Structural determinants of metal-induced conformational changes in HIV-1 integrase.

Human immunodeficiency virus type 1 (HIV-1) integrase (IN) undergoes a reversible metal-induced conformational change that activates the enzyme (Asante-Appiah, E., and Skalka, A. M. (1997) J. Biol. Chem. 272, 16196-16205). In this report, key structural features that mediate this conformational change have been identified by site-directed mutagenesis, limited proteolysis, and mass spectrometry studies. The results reveal two separable metal-induced effects. One depends on residues in the N-terminal domain (amino acids 1-50) and a C-terminal tail (amino acids 274-288) and is detected by increased resistance of the full-length protein to proteolytic digestion.

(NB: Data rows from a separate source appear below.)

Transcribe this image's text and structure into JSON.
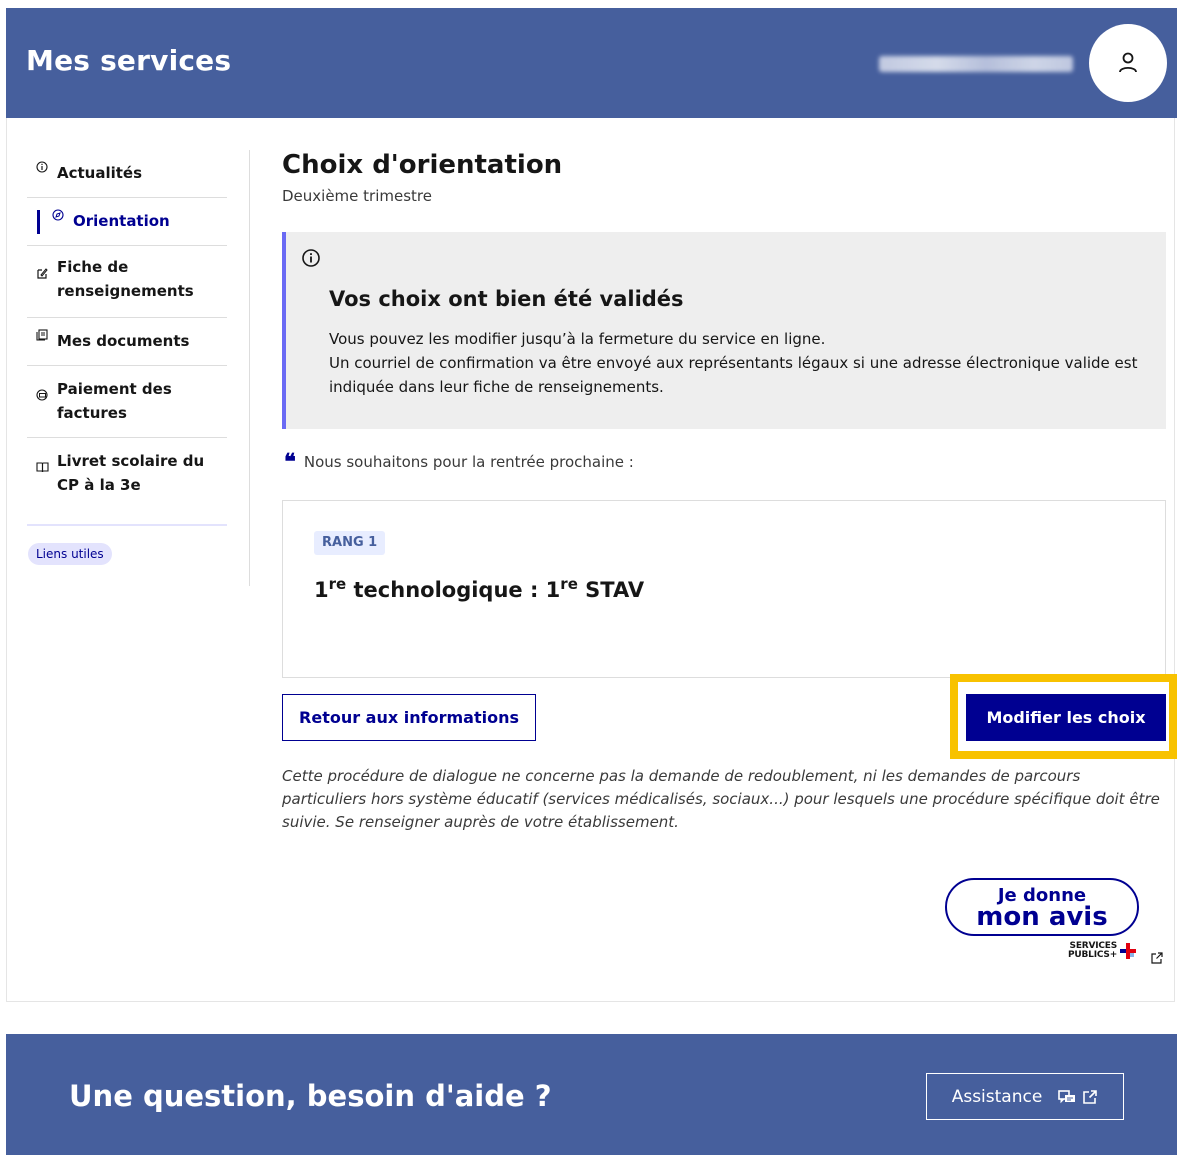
{
  "header": {
    "title": "Mes services"
  },
  "sidebar": {
    "items": [
      {
        "label": "Actualités",
        "icon": "info-icon"
      },
      {
        "label": "Orientation",
        "icon": "compass-icon",
        "active": true
      },
      {
        "label": "Fiche de renseignements",
        "icon": "edit-form-icon"
      },
      {
        "label": "Mes documents",
        "icon": "documents-icon"
      },
      {
        "label": "Paiement des factures",
        "icon": "payment-icon"
      },
      {
        "label": "Livret scolaire du CP à la 3e",
        "icon": "book-icon"
      }
    ],
    "links_label": "Liens utiles"
  },
  "main": {
    "title": "Choix d'orientation",
    "subtitle": "Deuxième trimestre",
    "alert": {
      "title": "Vos choix ont bien été validés",
      "line1": "Vous pouvez les modifier jusqu’à la fermeture du service en ligne.",
      "line2": "Un courriel de confirmation va être envoyé aux représentants légaux si une adresse électronique valide est indiquée dans leur fiche de renseignements."
    },
    "quote": "Nous souhaitons pour la rentrée prochaine :",
    "choice": {
      "rank": "RANG 1",
      "part1": "1",
      "sup1": "re",
      "part2": " technologique : 1",
      "sup2": "re",
      "part3": " STAV"
    },
    "buttons": {
      "back": "Retour aux informations",
      "modify": "Modifier les choix"
    },
    "disclaimer": "Cette procédure de dialogue ne concerne pas la demande de redoublement, ni les demandes de parcours particuliers hors système éducatif (services médicalisés, sociaux...) pour lesquels une procédure spécifique doit être suivie. Se renseigner auprès de votre établissement.",
    "feedback": {
      "line1": "Je donne",
      "line2": "mon avis",
      "brand_line1": "SERVICES",
      "brand_line2": "PUBLICS+"
    }
  },
  "footer": {
    "title": "Une question, besoin d'aide ?",
    "assistance": "Assistance"
  },
  "colors": {
    "header_bg": "#465f9d",
    "primary": "#000091",
    "highlight": "#f8c200",
    "alert_accent": "#6a6af4"
  }
}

This effect appears to depend on metal binding at an undefined location distinct from the known sites in the N-terminal and catalytic core domains. The second conformational change depends on metal binding at the active site in the catalytic core domain. Substitution of acidic residues Asp64 or Glu152 in the catalytic core D,D(35)E motif or truncation of the Src homology 3 (SH3)-like domain in the C-terminal region of the enzyme abolishes this metal-induced change. Comparison of tryptic digests of an HIV-1 IN derivative competent for metal-induced conformational change and a conformation-defective D64N derivative identified specific regions in HIV-1 IN that are affected by this second change. A region in the N terminus that spans Lys14, an extended loop and the adjacent region in the core domain (including lysines 136, 156, and 160 and Arg173), and residues at the C terminus beyond the SH3-like domain all become less accessible to proteolysis in the conformation-competent protein. In contrast, a region that encompasses Lys258 in the putative DNA binding groove of the SH3-like domain becomes more sensitive to proteolysis in the presence of Mn2+. The results are consistent with a model in which the binding of the metal ion by residues of the D,D(35)E motif elicits specific changes in all three domains of HIV-1 IN, inducing the restructuring of the enzyme for catalytic competence.